Law Times reported that Leon joined Dealnet as a senior vice president in a 2014 acquisition and signed an employment agreement in 2017, which required any dispute to go through mediation and, if unsuccessful, arbitration. In April 2018, he submitted a letter of resignation and the following year commenced an action, alleging Dealnet owed him $52,000 for a transaction-based bonus, among other claims.

Dealnet moved to stay the proceeding, relying on the arbitration clause in its employment contract. Leon used Heller v. Uber to argue that the arbitration clause stripped his right to complain to the Ministry of Labour about ESA violations, contrary to s. 5(1) of the Act.

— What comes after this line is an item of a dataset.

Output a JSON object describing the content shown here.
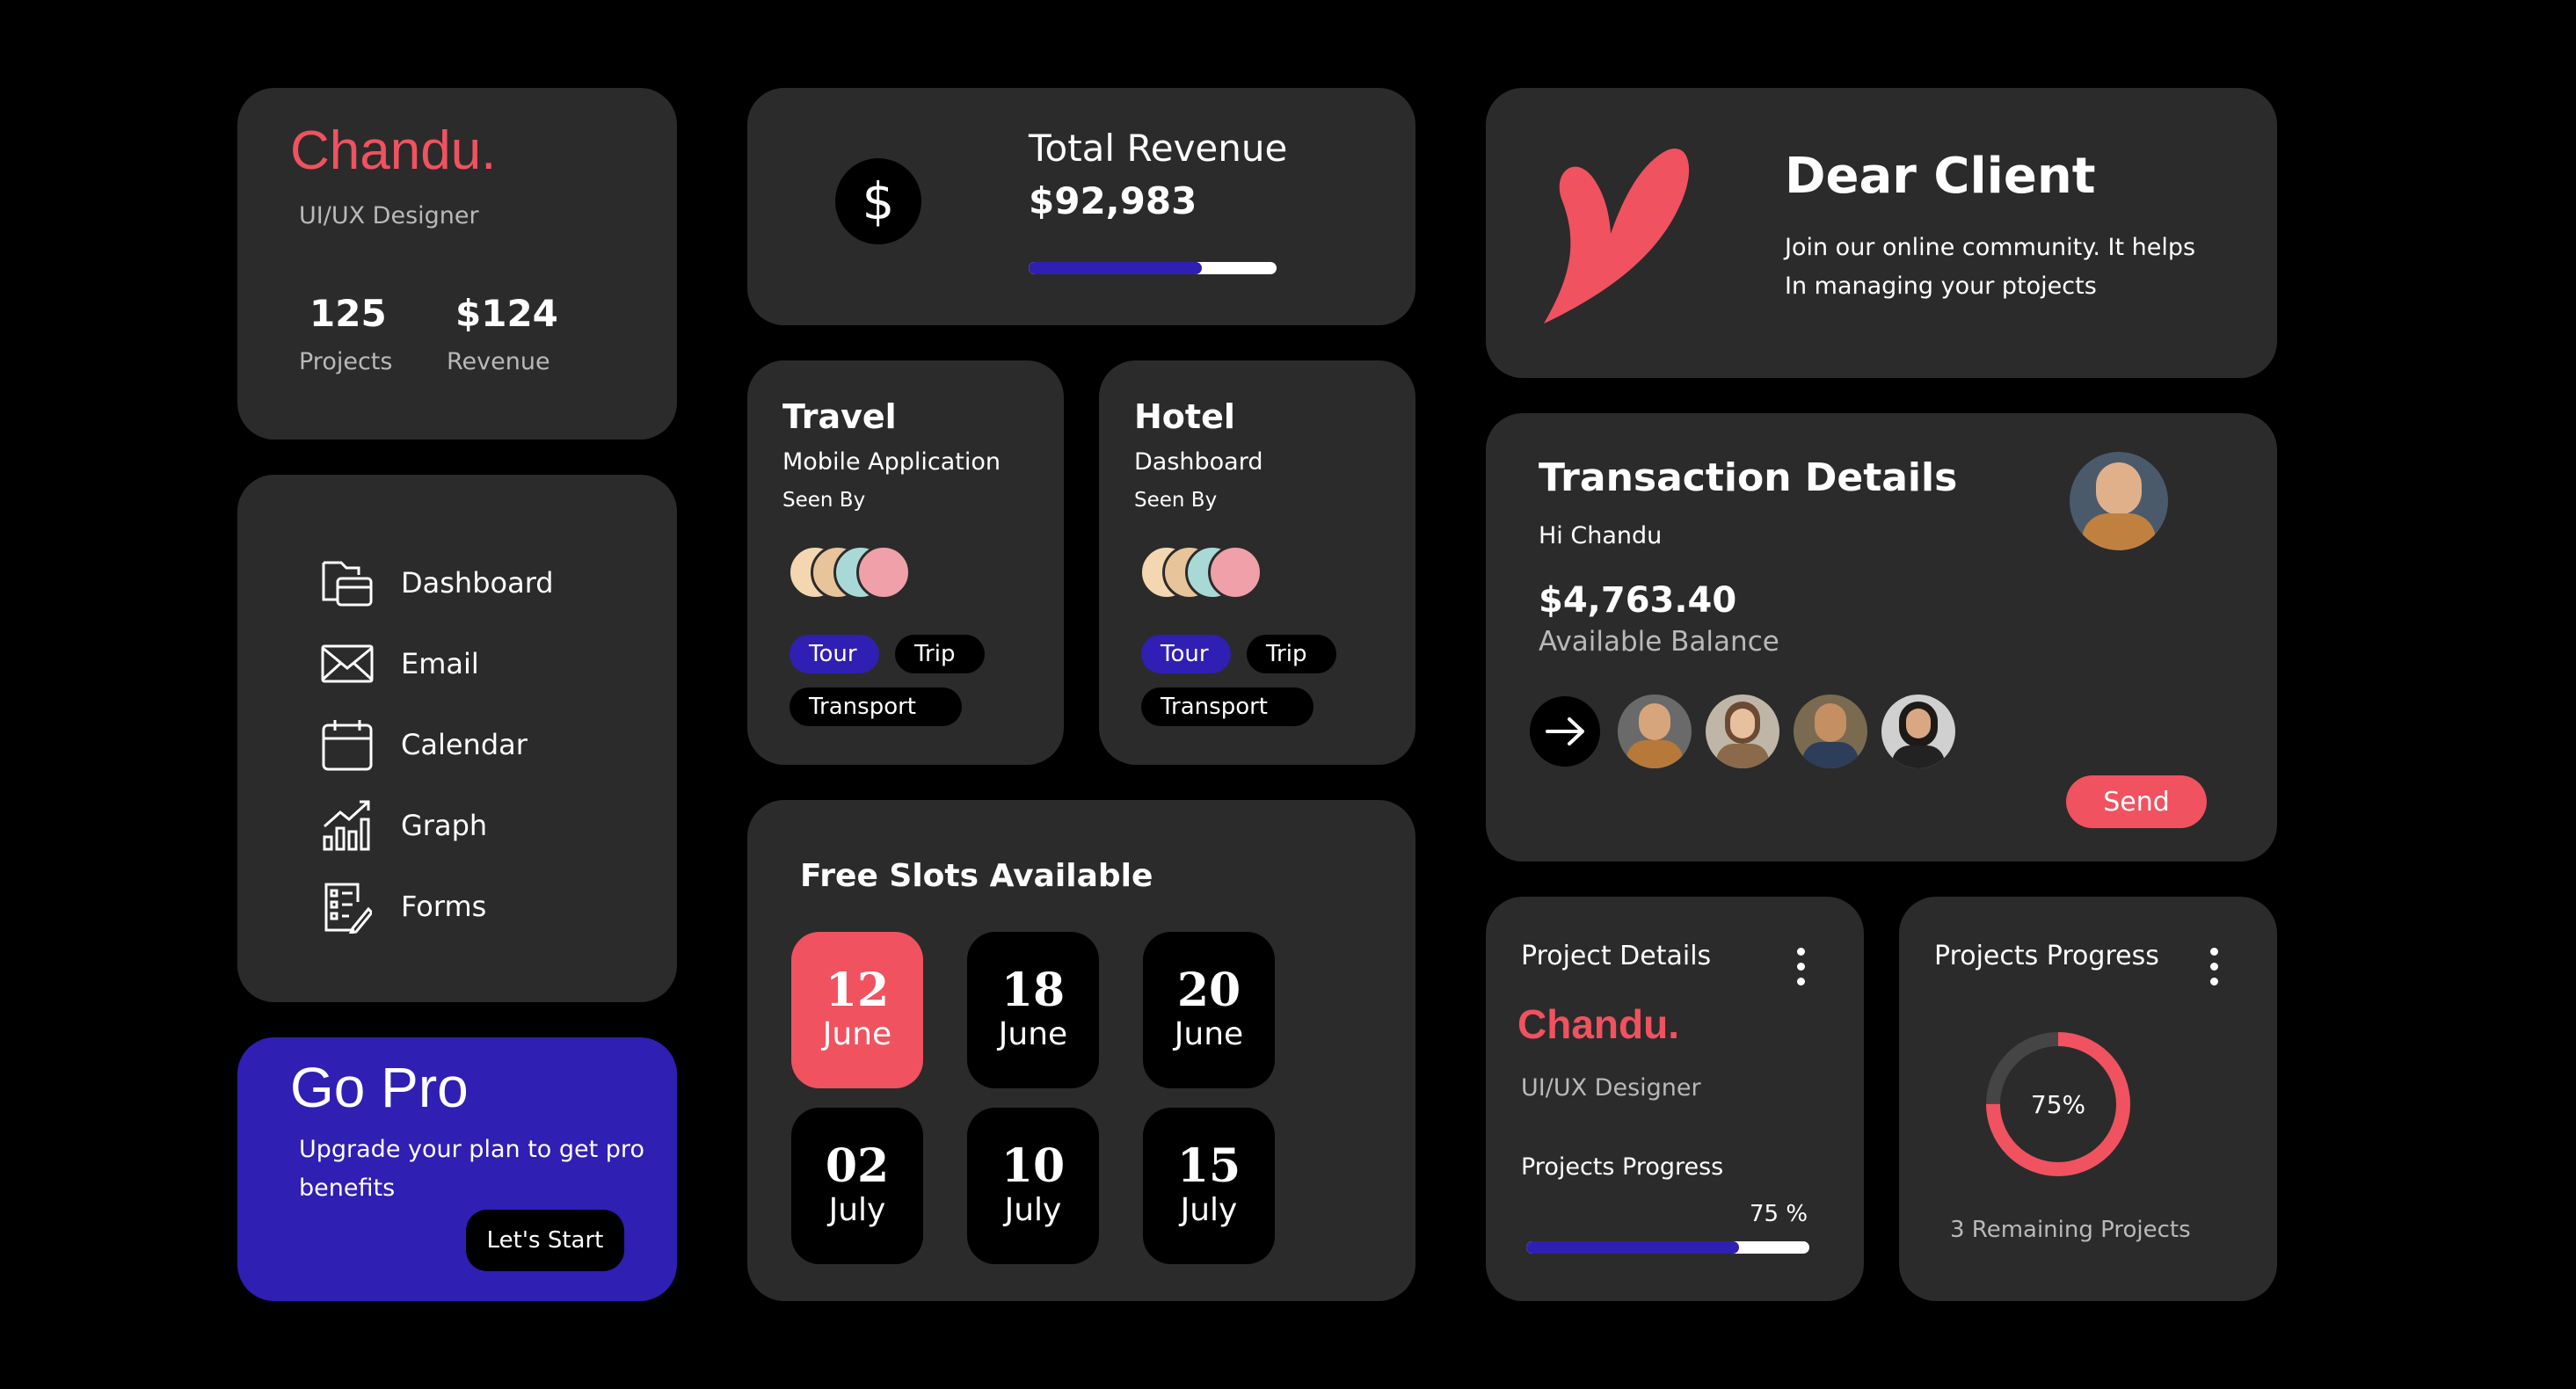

Master McAfee said Heller v. Uber was different because the arbitration clause was found unconscionable, and that case held a foreign law provision, which removed the ESA’s jurisdiction entirely. She granted the motion saying she was not satisfied that the clause was invalid or persuaded by Leon’s other arguments about the delay and the arbitrability of the dispute.

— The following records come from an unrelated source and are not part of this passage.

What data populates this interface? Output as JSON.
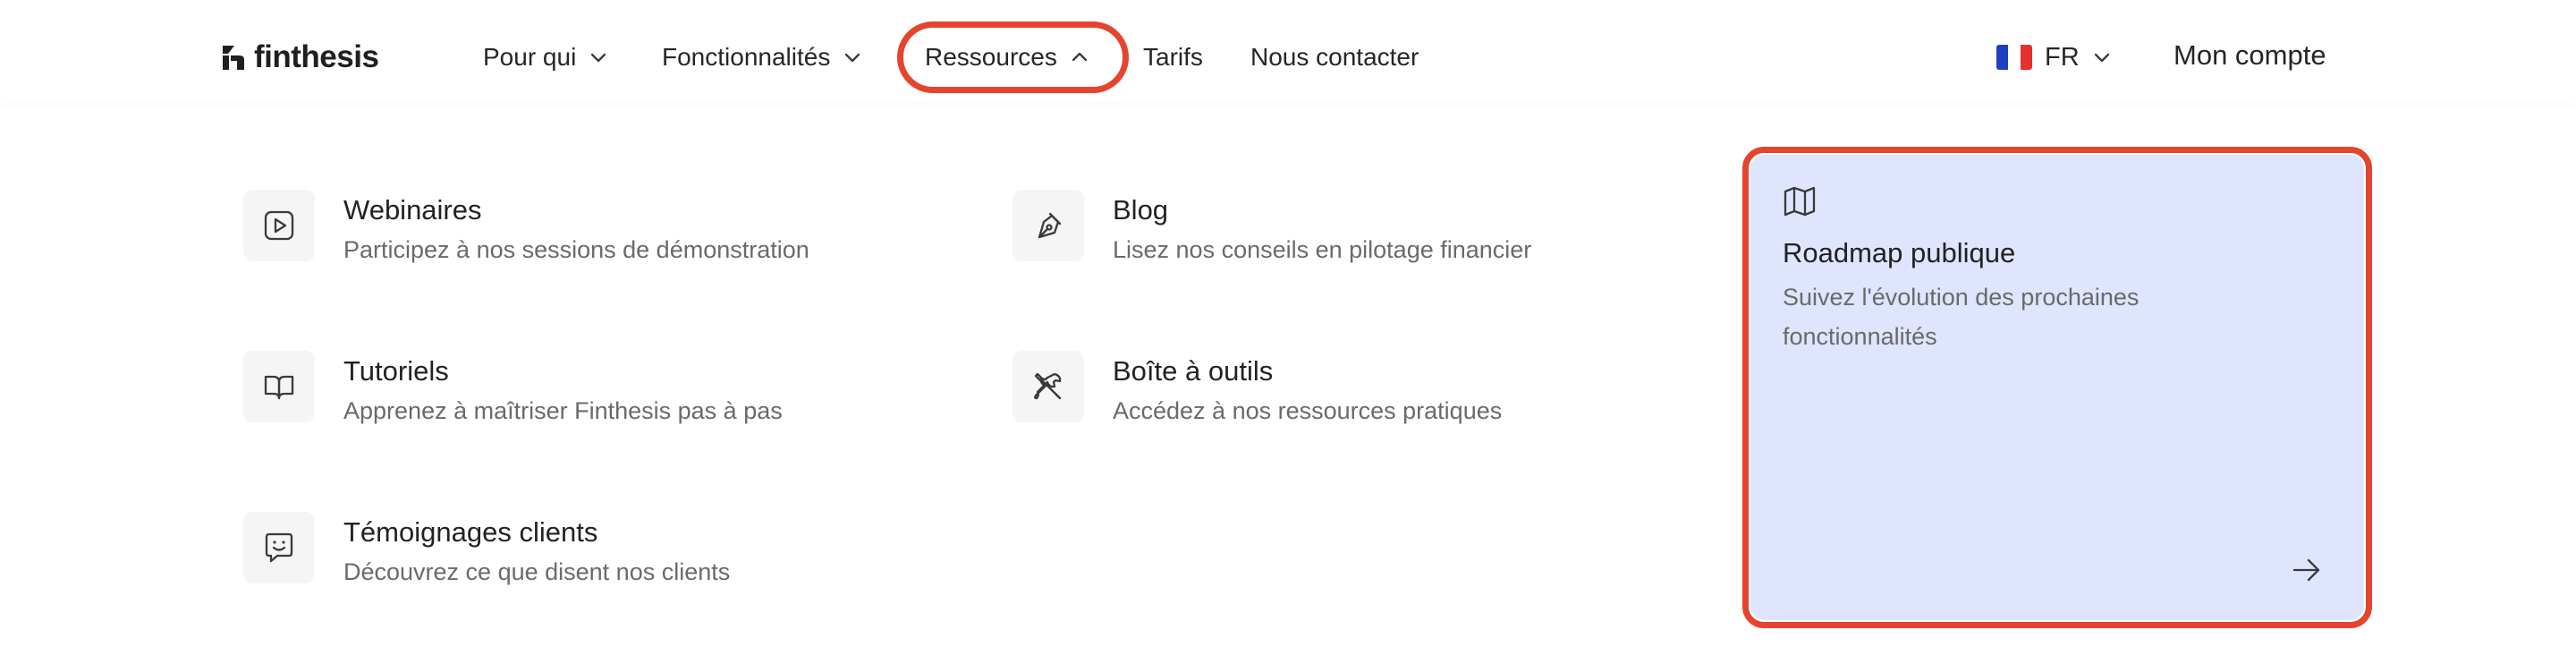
{
  "brand": {
    "name": "finthesis"
  },
  "nav": {
    "pour_qui": "Pour qui",
    "fonctionnalites": "Fonctionnalités",
    "ressources": "Ressources",
    "tarifs": "Tarifs",
    "contact": "Nous contacter"
  },
  "lang": {
    "code": "FR",
    "flag_colors": [
      "#1f3fbf",
      "#ffffff",
      "#e5302f"
    ]
  },
  "account": {
    "label": "Mon compte"
  },
  "resources": {
    "webinaires": {
      "title": "Webinaires",
      "desc": "Participez à nos sessions de démonstration",
      "icon": "play-icon"
    },
    "blog": {
      "title": "Blog",
      "desc": "Lisez nos conseils en pilotage financier",
      "icon": "pen-nib-icon"
    },
    "tutoriels": {
      "title": "Tutoriels",
      "desc": "Apprenez à maîtriser Finthesis pas à pas",
      "icon": "book-icon"
    },
    "boite": {
      "title": "Boîte à outils",
      "desc": "Accédez à nos ressources pratiques",
      "icon": "tools-icon"
    },
    "temoignages": {
      "title": "Témoignages clients",
      "desc": "Découvrez ce que disent nos clients",
      "icon": "smile-chat-icon"
    }
  },
  "roadmap": {
    "title": "Roadmap publique",
    "desc": "Suivez l'évolution des prochaines fonctionnalités",
    "icon": "map-icon",
    "arrow_icon": "arrow-right-icon"
  },
  "colors": {
    "highlight": "#e5442f",
    "card_bg": "#dfe5fd",
    "icon_bg": "#f5f5f5"
  }
}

Leon appealed the ruling with the Parkdale Clinic as an intervenor, arguing that Dealnet’s arbitration clause is illegal because it requires all disputes from his employment to undergo private arbitration, which violates the ESA.
Dealnet brought a motion to quash the appeal, arguing that s.7(6) of the Arbitration Act is clear that once a court under s.7(1) stays a civil proceeding in favour of arbitration, all appeals are barred. Dealnet argued that that allowing the appeal would impede the legislation that strongly favours arbitration agreements.
Leon and Parkdale Clinic maintained that appeal could not be barred since Master McAfee did not have the authority to make a ruling under s. 7(1) of the Arbitration Act and the s. 7(6) statutory bar cannot stop appeals where the decision-maker lacked the authority to render the initial decision. They argued that the decision incorrectly fulfills the clause as a “saving provision” when the Appeal Court has consistently held that saving provisions cannot remedy an illegal condition, the court wrote.
Relying on the Court of Appeal’s decision in Waksdale v. Swegon North America Inc, Leon and Parkdale argued that a severability clause could not affect a statutorily void contract clause.

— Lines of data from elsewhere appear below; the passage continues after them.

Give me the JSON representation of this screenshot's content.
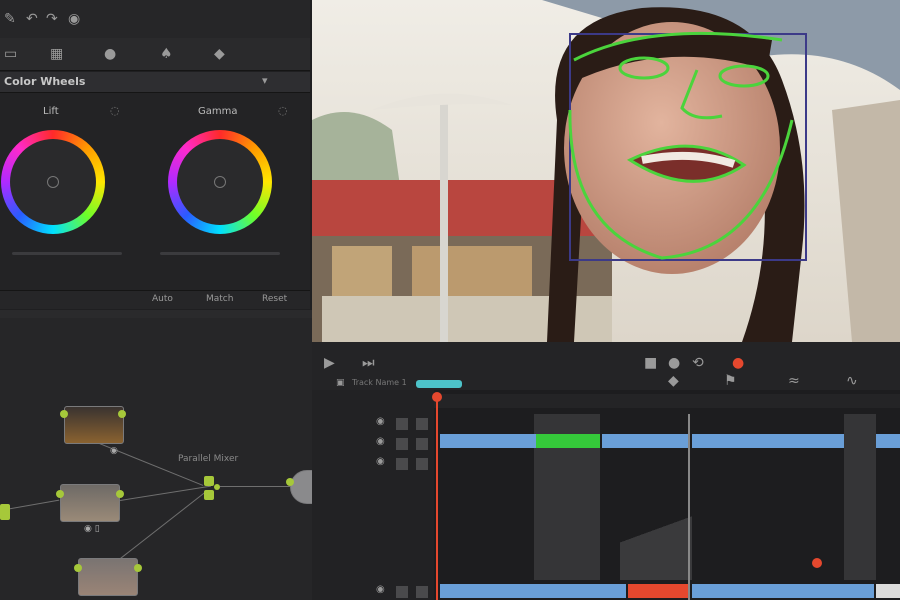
{
  "panels": {
    "color_wheels": {
      "title": "Color Wheels",
      "wheels": [
        {
          "label": "Lift"
        },
        {
          "label": "Gamma"
        }
      ],
      "footer_buttons": [
        "Auto",
        "Match",
        "Reset"
      ]
    },
    "node_editor": {
      "label": "Parallel Mixer"
    },
    "timeline": {
      "track_name": "Track Name 1"
    }
  },
  "colors": {
    "accent_green": "#35c93a",
    "clip_blue": "#6a9fd8",
    "playhead_red": "#e5482e",
    "face_mesh": "#4bd43c",
    "node_port": "#a6c83a"
  },
  "icons": [
    "pen-icon",
    "undo-icon",
    "redo-icon",
    "eye-icon",
    "grid-icon",
    "circle-icon",
    "wand-icon",
    "keyframe-icon",
    "play-icon",
    "stop-icon",
    "skip-icon",
    "flag-icon"
  ]
}
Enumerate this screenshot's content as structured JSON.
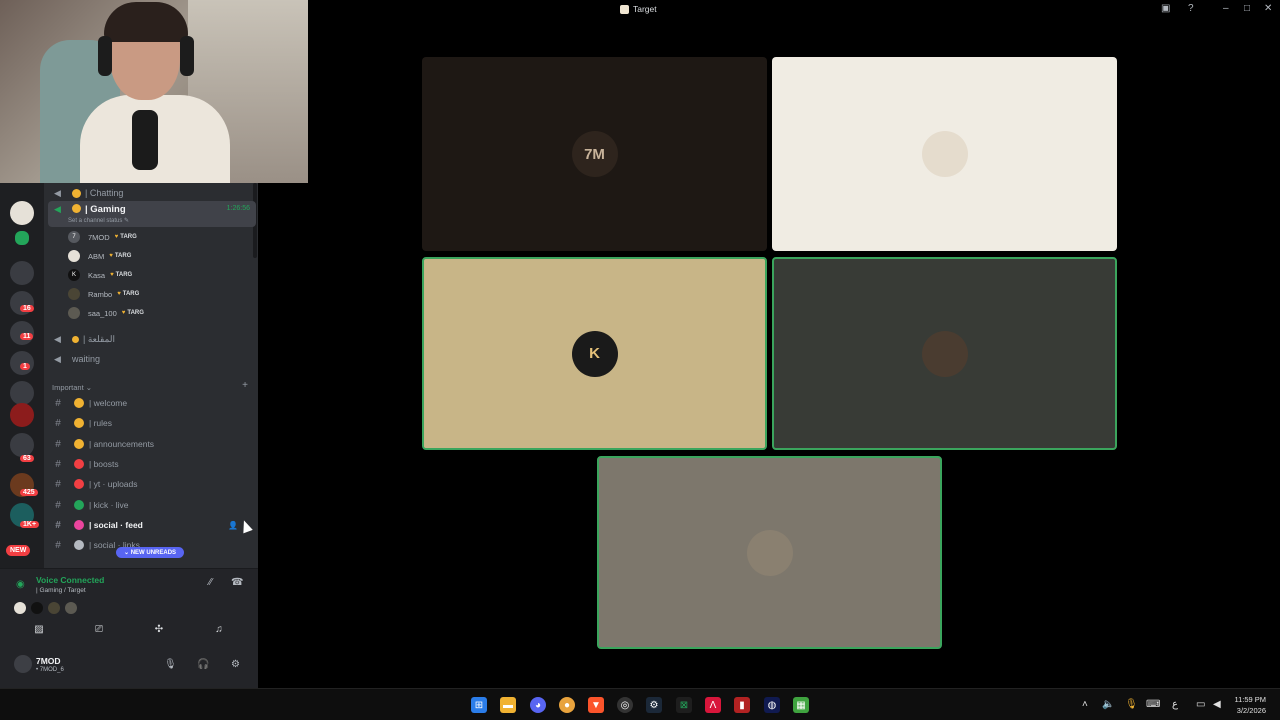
{
  "window": {
    "title": "Target"
  },
  "voice_channels": [
    {
      "name": "| Chatting",
      "active": false
    },
    {
      "name": "| Gaming",
      "active": true,
      "timer": "1:26:56",
      "status": "Set a channel status ✎"
    }
  ],
  "gaming_members": [
    {
      "name": "7MOD",
      "tag": "TARG"
    },
    {
      "name": "ABM",
      "tag": "TARG"
    },
    {
      "name": "Kasa",
      "tag": "TARG"
    },
    {
      "name": "Rambo",
      "tag": "TARG"
    },
    {
      "name": "saa_100",
      "tag": "TARG"
    }
  ],
  "other_voice": [
    {
      "name": "| المقلعة"
    },
    {
      "name": "waiting"
    }
  ],
  "category": {
    "name": "Important ⌄"
  },
  "text_channels": [
    {
      "name": "| welcome",
      "emoji_color": "#f0b232"
    },
    {
      "name": "| rules",
      "emoji_color": "#f0b232"
    },
    {
      "name": "| announcements",
      "emoji_color": "#f0b232"
    },
    {
      "name": "| boosts",
      "emoji_color": "#f23f43"
    },
    {
      "name": "| yt · uploads",
      "emoji_color": "#f23f43"
    },
    {
      "name": "| kick · live",
      "emoji_color": "#23a55a"
    },
    {
      "name": "| social · feed",
      "emoji_color": "#eb459e",
      "bold": true
    },
    {
      "name": "| social · links",
      "emoji_color": "#b5bac1"
    }
  ],
  "new_unreads": "⌄ NEW UNREADS",
  "server_badges": [
    "16",
    "11",
    "1",
    "63",
    "425",
    "1K+"
  ],
  "server_new": "NEW",
  "voice_panel": {
    "status": "Voice Connected",
    "channel": "| Gaming / Target"
  },
  "user_panel": {
    "name": "7MOD",
    "sub": "• 7MOD_6"
  },
  "stage_tiles": [
    {
      "label": "7M",
      "bg": "#1e1814",
      "av_bg": "#2e241d",
      "av_color": "#c8b39a",
      "speaking": false
    },
    {
      "label": "",
      "bg": "#f0ece3",
      "av_bg": "#e5dccd",
      "av_color": "#333",
      "speaking": false
    },
    {
      "label": "K",
      "bg": "#c8b587",
      "av_bg": "#1a1a1a",
      "av_color": "#e6c27a",
      "speaking": true
    },
    {
      "label": "",
      "bg": "#383b36",
      "av_bg": "#4a3c30",
      "av_color": "#fff",
      "speaking": true
    },
    {
      "label": "",
      "bg": "#7d776c",
      "av_bg": "#8a8070",
      "av_color": "#fff",
      "speaking": true
    }
  ],
  "clock": {
    "time": "11:59 PM",
    "date": "3/2/2026"
  },
  "tray_lang": "ع"
}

Justice Kristjanson, in her decision, wrote that the Court of Appeal in Schmidt v. Toronto-Dominion Bank held that the power to quash an appeal would rarely be applied and that in most cases, it is difficult to conclude that an appeal has no merit without hearing the entire case.

“I decline to exercise my discretion to quash the appeal without full argument on the appeal,” she wrote and ordered Dealnet to pay Leon costs of $15,000 within 30 days.